J'aime qu'elle aime courir et que je puisse lui offrir cette liberté-là.
J'aime le fait qu'elle urine au même endroit que lorsqu'elle était toute petiote, et qu'elle ait ses habitudes tout comme j'ai les miennes.

Ce soir, j'étais fatigué, je partais dans des films irrationnels, et je nous imaginais vieux ensemble, elle et moi, marcher sur cette même route. Sauf que ça n'arrivera pas. Lorsqu'elle sera vieille et rouillée, je serai encore jeune, pas même encore au summum de ma jeunesse. Lorsqu'elle mourra, j'aurai la vie devant moi. Une vie sans elle.

J'ai dû le dire un milliard de fois, mais un chien, c'est un être extraordinaire. Les émotions qu'il offre et procure sont uniques et tellement précieuses... Se promener avec son chien, le voir tout content, courir avec lui et rire aux éclats, tout simplement, parce qu'on est heureux à deux et que tout est facile avec un chien. Faire des câlins et sentir cette réserve d'amour inépuisable qui se déverse en permanence tout autour de lui. Lui gratter sa grosse tête et plonger dans son regard. La laisser me pousser du museau, me donner sa patte impatiemment, quand elle estime que le câlin a été trop court.

Il n'y aura pas de vieillesse ensemble.
Il y aura sa vieillesse à elle, et je sais que ça sera un déchirement, quelque chose d'affreux, où je ne serai pas certain d'y survivre - encore une fois. Moi, j'aurai grandi, je ne vivrai même plus avec elle puisque j'aurai quitté le nid familial.
Non... Dès que j'aurai suffisamment d'argent pour me tirer du Crous, je nous trouverai un studio, même pas plus grand, il faut juste qu'ils acceptent les chiens. Et on fera de longues et belles promenades très tôt le matin ou tard après mes cours, et on se promènera en ville, et on visitera des parcs ensemble, et le week-end on prendra le train pour aller à la mer. Ensemble. Mon chien et moi.

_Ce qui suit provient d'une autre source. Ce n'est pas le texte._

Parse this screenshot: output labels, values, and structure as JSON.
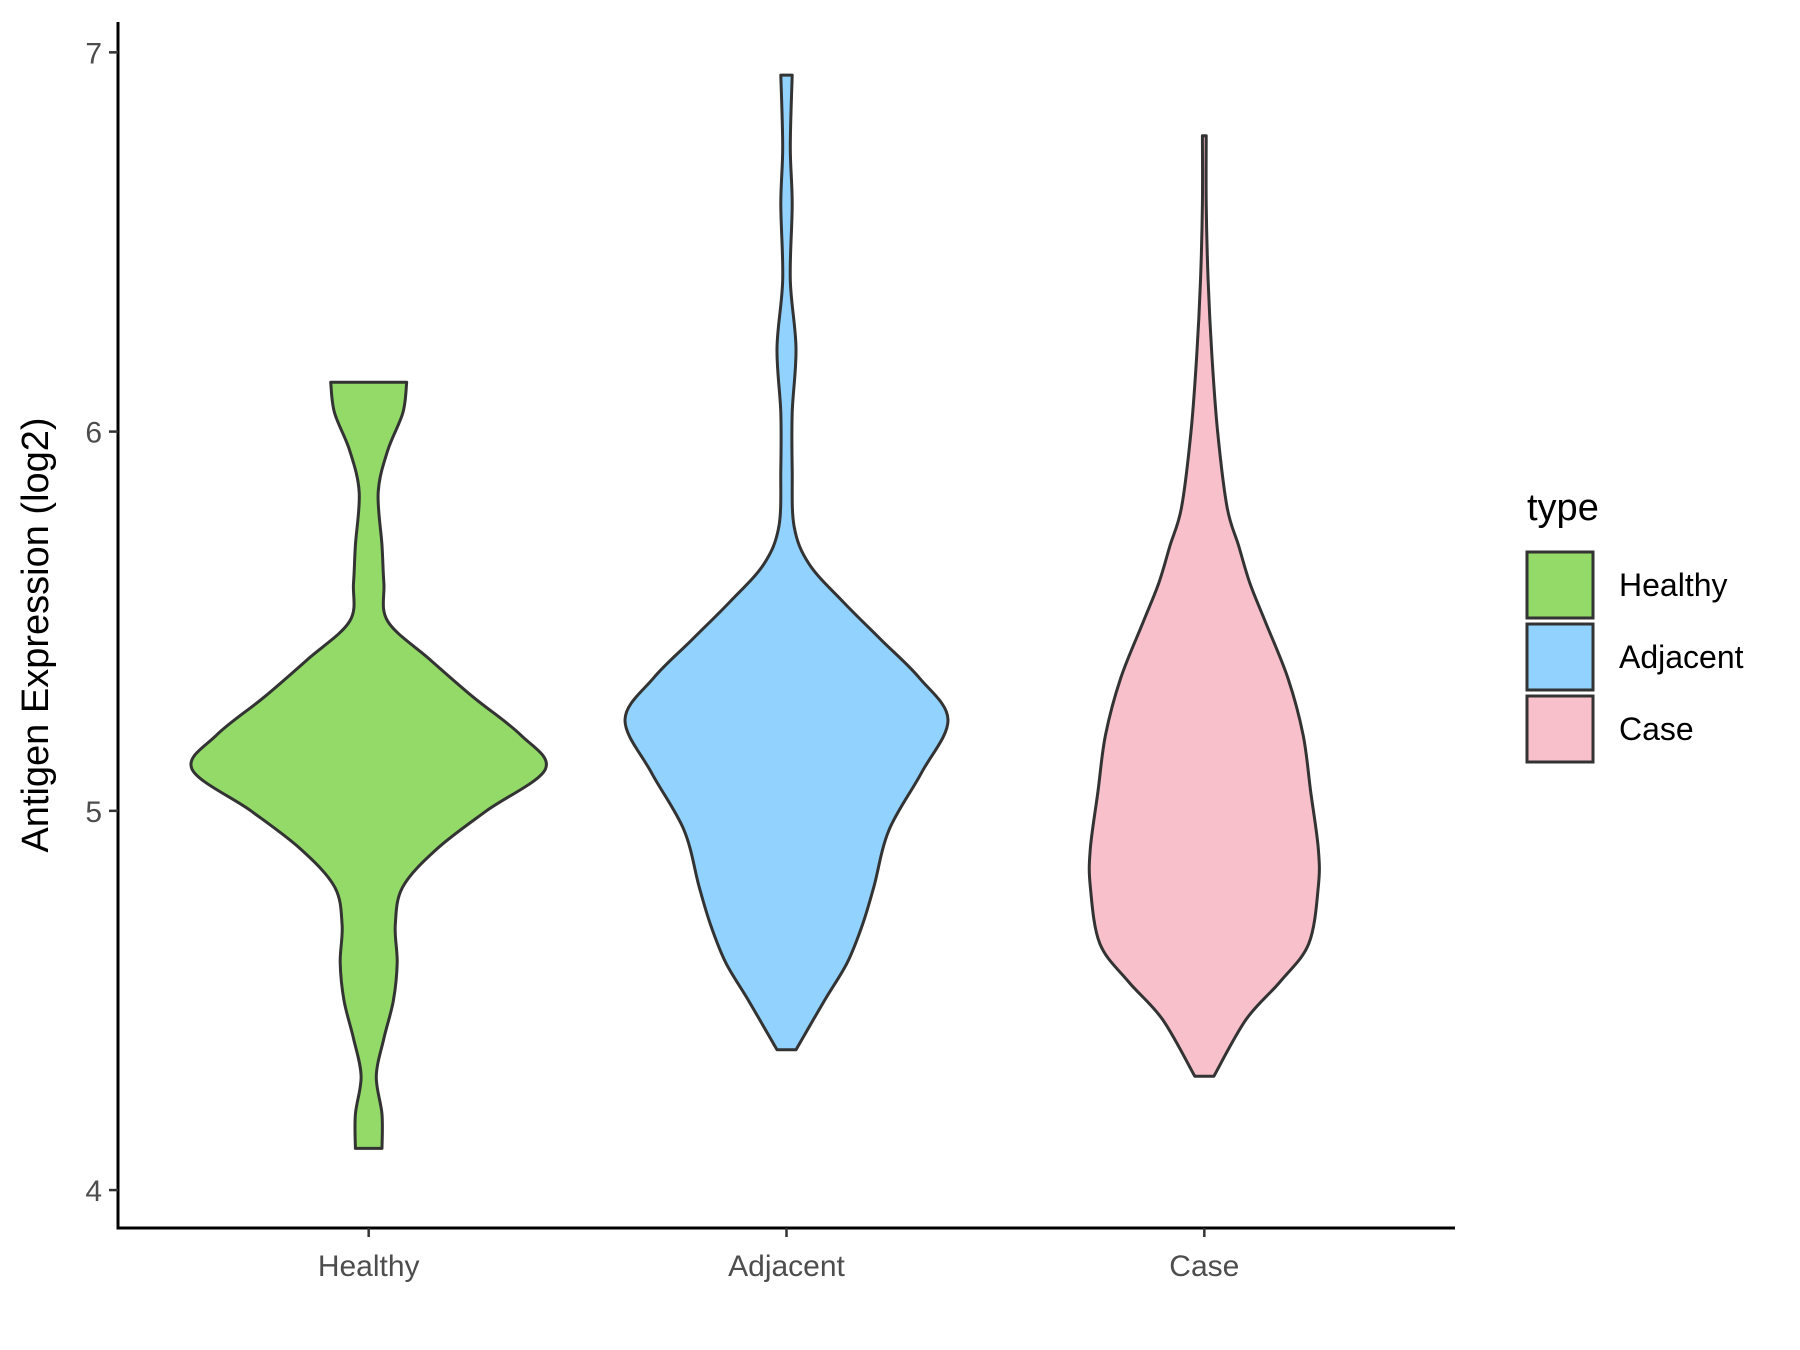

Je raconte tout ça, et je sais que ça ne sera pas possible. Je n'aurai pas assez de temps pour qu'elle soit heureuse. Et l'enfermer dans un minuscule appartement pendant toutes mes heures de cours, la priver des grands espaces auxquels elle est habituée...? Ça serait cruel, si je veux être objectif. Alors peut-être que dans quelques années, quand elle touchera à la fin de sa vie, que ses pattes seront raides et qu'elle rechignera à faire de grandes balades dans les champs, alors peut-être que je reviendrai chez ma mère, pour un moment de césure ou quelque chose comme ça, et que je serai avec elle, simplement avec elle. Peut-être que je serai suffisant et qu'elle sera comblée. Peut-être qu'elle sera heureuse de me retrouver au quotidien.

Aurai-je envie de reprendre un chien, ensuite ? Sûrement pas tout de suite, ça sera trop douloureux. Peut-être bien que j'en aurai pris un avant même qu'elle ne s'en aille. Peut-être que j'aurai trouvé un endroit idéal pour elle et moi, et que ses dernières années, elle les passera avec moi. Rien qu'avec moi. C'est égoïste, je crois bien, de la vouloir rien que pour moi. Il y a ma mère aussi. Mais je crois que ma mère n'est pas capable de refléter à notre chienne l'amour inconditionnel qu'elle nous offre. Je ne crois pas que ma mère puisse faire des compromis ou des efforts pour le chien. Je crois que je pourrais vivre dans la rue si ça me permettait de l'avoir avec moi. Mon otarie. Mon otarie des neiges.